A “Master of communication at the service of the Church,” is how Father Federico Lombardi, SJ, former Director of the Holy See Press Office, described his predecessor, Joaquin Navarro-Valls, who died on July 5, 2017 at the age of 80.
In a column published by Vatican Radio in Italian, he praises Navarro-Valls for “a service of inestimable value to the Church.”
“I met Navarro-Valls personally when I came to work at the Vatican as the Program Director of Vatican Radio, at the beginning of the year 1991,” wrote the President of the Ratzinger-Benedict XVI Foundation. At his side in the “papal entourage” during John Paul II’s numerous journeys, the Jesuit remembers him as an “agreeable, friendly and cordial” man.
Joaquin Navarro-Valls, he noted, was known “as the brilliant and competent ‘spokesman’ of the Pope. And “even if that was not the official name of his role — which should have been rather “Director of the Press Office” – it must be said that in his case it was an altogether appropriate name.”
The Spanish layman, stresses Father Lombardi, “considered it absolutely necessary . . . to have a direct relationship with the Pope, in order to know his thought and line with certitude and clarity, and to be able to present himself to the world of the press and to public opinion as an authoritative interpreter.”
“During his very long service under John Paul II’s pontificate, from 1984 to (the Pope’s) death in 2005, he was in fact very close to the Pope,” and he became “one of the important figures of this extraordinary pontificate, not only because of his evident public visibility, but also for his role of intervention and advice. John Paul II had great confidence in him.”
Recalling his diplomatic missions during world conferences, Father Lombardi remembers him as an “ideal personage as point of reference of the Vatican,” a figure whose “intelligence, elegance and relational capacities” were “eminent” and who possessed “a great genius to present the news . . . in a brilliant, attractive and concise way.”
John Paul II’s choice of Joaquin Navarro-Valls was “undoubtedly a very happy choice,” he says. First because he was a layman, “professionally competent and appreciated by his journalist colleagues.” Then, being a consecrated numerary of the Opus Dei, he was “a person one could count on, given his devotion and faithful love of the Church and of the Pope.”

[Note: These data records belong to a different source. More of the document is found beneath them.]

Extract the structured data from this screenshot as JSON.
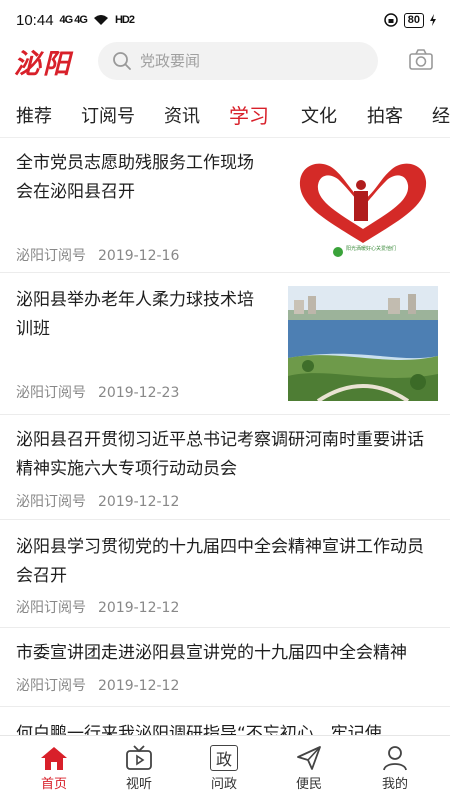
{
  "status_bar": {
    "time": "10:44",
    "signal": "4G 4G",
    "hd": "HD2",
    "battery": "80"
  },
  "header": {
    "logo": "泌阳",
    "search_placeholder": "党政要闻"
  },
  "tabs": [
    {
      "label": "推荐"
    },
    {
      "label": "订阅号"
    },
    {
      "label": "资讯"
    },
    {
      "label": "学习",
      "active": true
    },
    {
      "label": "文化"
    },
    {
      "label": "拍客"
    },
    {
      "label": "经"
    }
  ],
  "news": [
    {
      "title_line1": "全市党员志愿助残服务工作现场",
      "title_line2": "会在泌阳县召开",
      "source": "泌阳订阅号",
      "date": "2019-12-16",
      "thumb_caption": "阳光洒暖好心关爱他们"
    },
    {
      "title_line1": "泌阳县举办老年人柔力球技术培",
      "title_line2": "训班",
      "source": "泌阳订阅号",
      "date": "2019-12-23"
    },
    {
      "title_line1": "泌阳县召开贯彻习近平总书记考察调研河南时重要讲话",
      "title_line2": "精神实施六大专项行动动员会",
      "source": "泌阳订阅号",
      "date": "2019-12-12"
    },
    {
      "title_line1": "泌阳县学习贯彻党的十九届四中全会精神宣讲工作动员",
      "title_line2": "会召开",
      "source": "泌阳订阅号",
      "date": "2019-12-12"
    },
    {
      "title_line1": "市委宣讲团走进泌阳县宣讲党的十九届四中全会精神",
      "source": "泌阳订阅号",
      "date": "2019-12-12"
    },
    {
      "title_line1": "何白鹏一行来我泌阳调研指导“不忘初心、牢记使"
    }
  ],
  "bottom_nav": [
    {
      "label": "首页",
      "icon": "home-icon",
      "active": true
    },
    {
      "label": "视听",
      "icon": "tv-icon"
    },
    {
      "label": "问政",
      "icon": "wenzheng-icon",
      "glyph": "政"
    },
    {
      "label": "便民",
      "icon": "send-icon"
    },
    {
      "label": "我的",
      "icon": "user-icon"
    }
  ],
  "colors": {
    "accent": "#d8202a",
    "text": "#1e1e1e",
    "meta": "#888888"
  }
}
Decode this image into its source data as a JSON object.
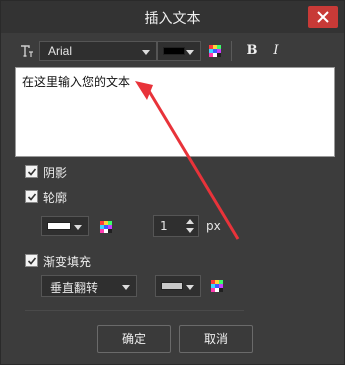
{
  "dialog": {
    "title": "插入文本",
    "close_icon": "close-icon"
  },
  "toolbar": {
    "font_icon": "text-font-icon",
    "font_family": "Arial",
    "text_color": "#000000",
    "palette_icon": "color-palette-icon",
    "bold_label": "B",
    "italic_label": "I"
  },
  "editor": {
    "value": "在这里输入您的文本"
  },
  "options": {
    "shadow_label": "阴影",
    "shadow_checked": true,
    "outline_label": "轮廓",
    "outline_checked": true,
    "outline_color": "#ffffff",
    "outline_width": "1",
    "outline_unit": "px",
    "gradient_label": "渐变填充",
    "gradient_checked": true,
    "gradient_direction": "垂直翻转",
    "gradient_color": "#c8c8c8"
  },
  "buttons": {
    "ok_label": "确定",
    "cancel_label": "取消"
  },
  "annotation": {
    "arrow_color": "#e8333a"
  }
}
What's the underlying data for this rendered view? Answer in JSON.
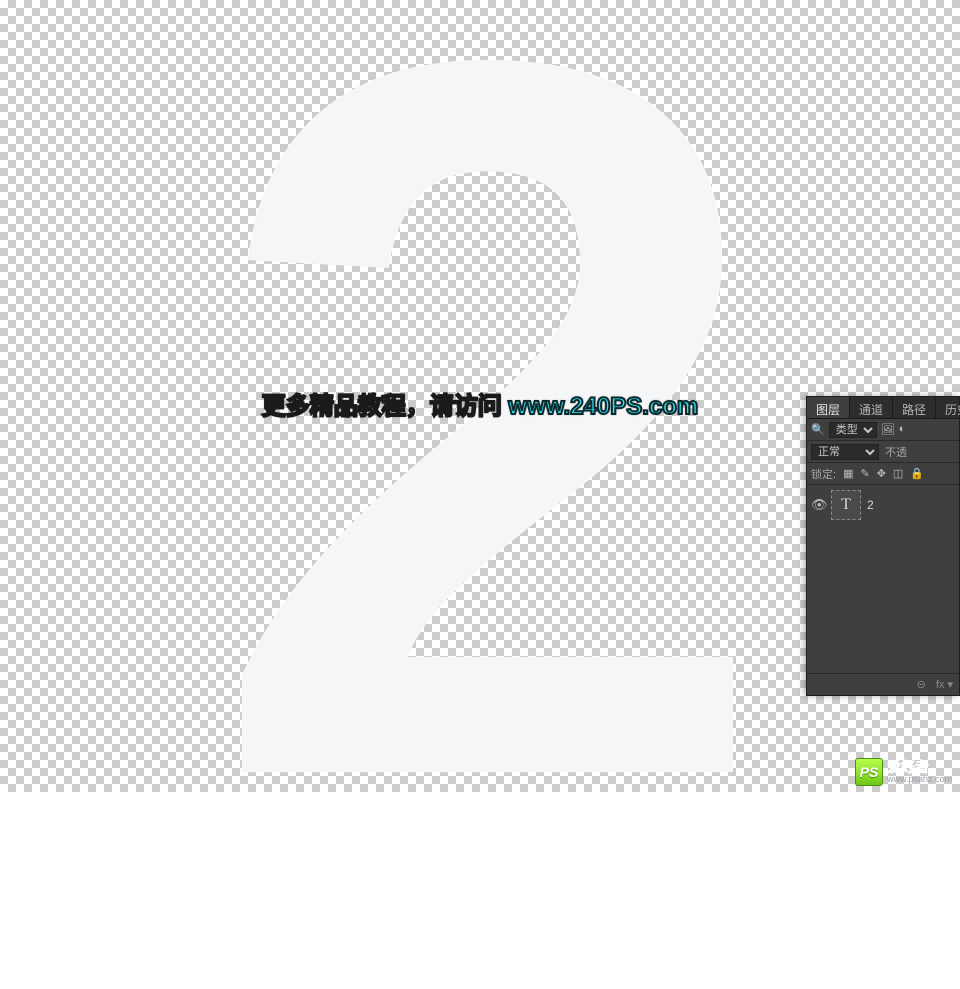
{
  "canvas": {
    "glyph": "2"
  },
  "overlay": {
    "prefix": "更多精品教程，请访问 ",
    "url": "www.240PS.com"
  },
  "panel": {
    "tabs": [
      "图层",
      "通道",
      "路径",
      "历史"
    ],
    "active_tab_index": 0,
    "filter": {
      "label": "类型"
    },
    "blend": {
      "mode": "正常",
      "opacity_label": "不透"
    },
    "lock": {
      "label": "锁定:"
    },
    "layers": [
      {
        "name": "2",
        "type_badge": "T"
      }
    ],
    "footer": {
      "link": "⊝",
      "fx": "fx"
    }
  },
  "watermark": {
    "logo_text": "PS",
    "label": "爱好者",
    "sub": "www.psahz.com"
  }
}
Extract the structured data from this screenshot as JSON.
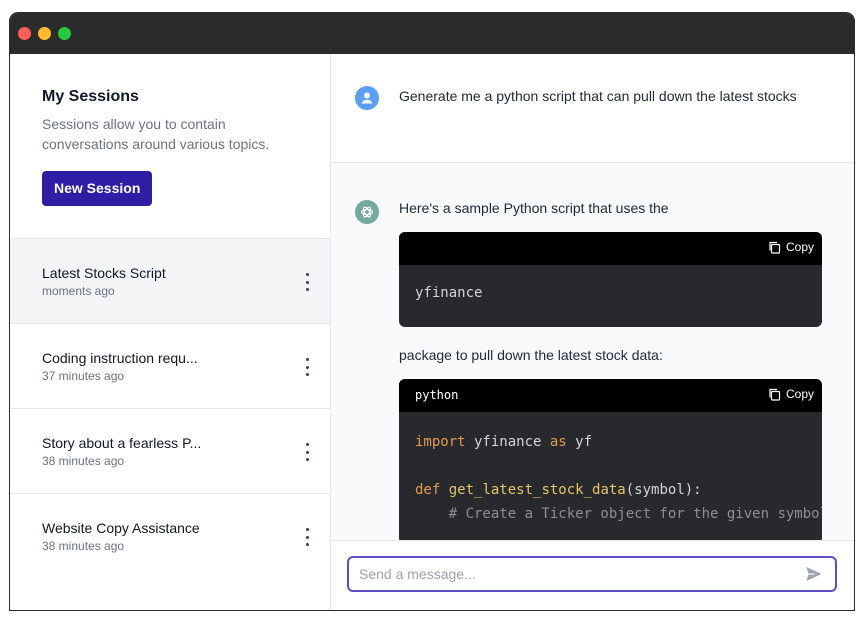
{
  "window": {
    "traffic_lights": [
      "close",
      "minimize",
      "zoom"
    ]
  },
  "sidebar": {
    "title": "My Sessions",
    "description": "Sessions allow you to contain conversations around various topics.",
    "new_session_label": "New Session",
    "sessions": [
      {
        "title": "Latest Stocks Script",
        "time": "moments ago",
        "active": true
      },
      {
        "title": "Coding instruction requ...",
        "time": "37 minutes ago",
        "active": false
      },
      {
        "title": "Story about a fearless P...",
        "time": "38 minutes ago",
        "active": false
      },
      {
        "title": "Website Copy Assistance",
        "time": "38 minutes ago",
        "active": false
      }
    ]
  },
  "chat": {
    "user_message": "Generate me a python script that can pull down the latest stocks",
    "ai_intro": "Here's a sample Python script that uses the",
    "code_block_1": {
      "lang": "",
      "copy_label": "Copy",
      "code": "yfinance"
    },
    "ai_middle": "package to pull down the latest stock data:",
    "code_block_2": {
      "lang": "python",
      "copy_label": "Copy",
      "line1_kw": "import",
      "line1_mid": " yfinance ",
      "line1_kw2": "as",
      "line1_end": " yf",
      "line3_kw": "def",
      "line3_fn": "get_latest_stock_data",
      "line3_end": "(symbol):",
      "line4_comment": "# Create a Ticker object for the given symbol"
    },
    "composer": {
      "placeholder": "Send a message..."
    }
  },
  "colors": {
    "accent": "#2e1ea6",
    "input_border": "#5b4fc7",
    "user_avatar": "#5b9ff3",
    "ai_avatar": "#74aa9c"
  }
}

“The exceptional length” – 22 years – of his mandate at the head of the Press Office, “his authority, efficiency and the quality of his work universally recognized” made of his direction “a time that will probably remain unique” in the history of the Vatican’s communication. Joaquin Navarro-Valls “rendered a service of inestimable value to the Church,” he added.

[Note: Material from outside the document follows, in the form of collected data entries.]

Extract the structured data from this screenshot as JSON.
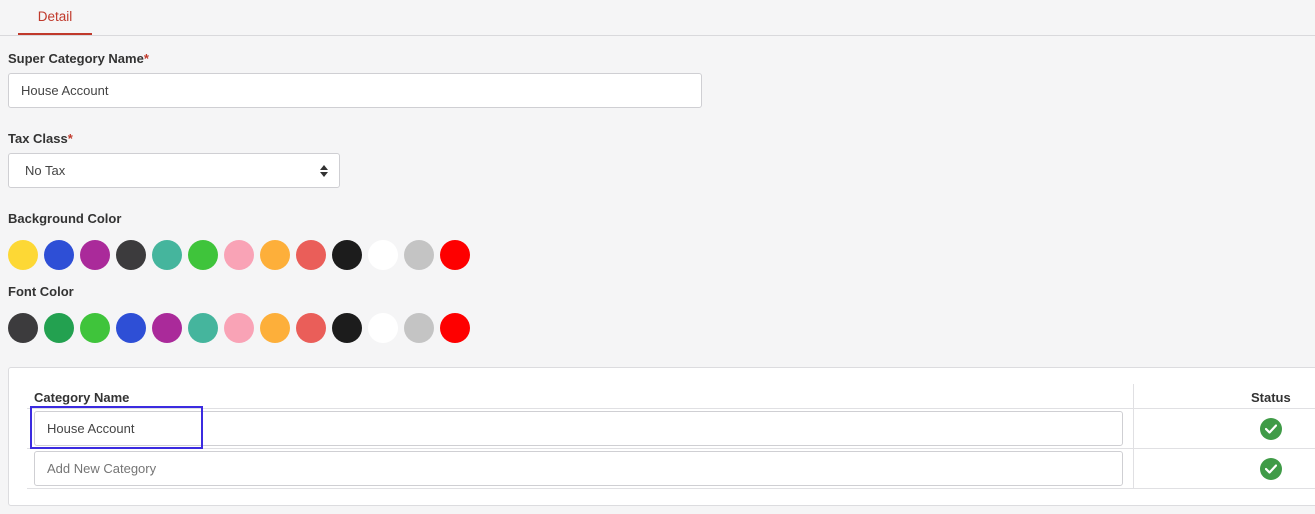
{
  "tabs": [
    {
      "label": "Detail",
      "active": true
    }
  ],
  "super_category": {
    "label": "Super Category Name",
    "required_mark": "*",
    "value": "House Account"
  },
  "tax_class": {
    "label": "Tax Class",
    "required_mark": "*",
    "selected": "No Tax"
  },
  "background_color": {
    "label": "Background Color",
    "swatches": [
      "#fdd835",
      "#2e4fd6",
      "#aa2a9a",
      "#3c3b3d",
      "#45b59d",
      "#3fc43b",
      "#f9a3b6",
      "#fdaf3a",
      "#ea5e59",
      "#1c1c1c",
      "#ffffff",
      "#c4c4c4",
      "#fe0000"
    ]
  },
  "font_color": {
    "label": "Font Color",
    "swatches": [
      "#3c3b3d",
      "#23a150",
      "#3fc43b",
      "#2e4fd6",
      "#aa2a9a",
      "#45b59d",
      "#f9a3b6",
      "#fdaf3a",
      "#ea5e59",
      "#1c1c1c",
      "#ffffff",
      "#c4c4c4",
      "#fe0000"
    ]
  },
  "categories_table": {
    "headers": {
      "name": "Category Name",
      "status": "Status"
    },
    "rows": [
      {
        "name": "House Account",
        "status_icon": "check-circle-icon"
      },
      {
        "placeholder": "Add New Category",
        "status_icon": "check-circle-icon"
      }
    ]
  },
  "colors": {
    "accent": "#c0392b",
    "status_ok": "#3f9b47",
    "highlight": "#3b2be0"
  }
}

“I always regarded him as a Master in the way of carrying out his service and I never imagined I would be called to succeed him,” confides Father Lombardi
And, by way of conclusion, “He has always remained a friend for me, an example of discreet, true and profound spiritual life, fully integrated with his work, a model of engagement at the service of the Pope and of the Church, a Master in communication, even if he was, for me, inimitable.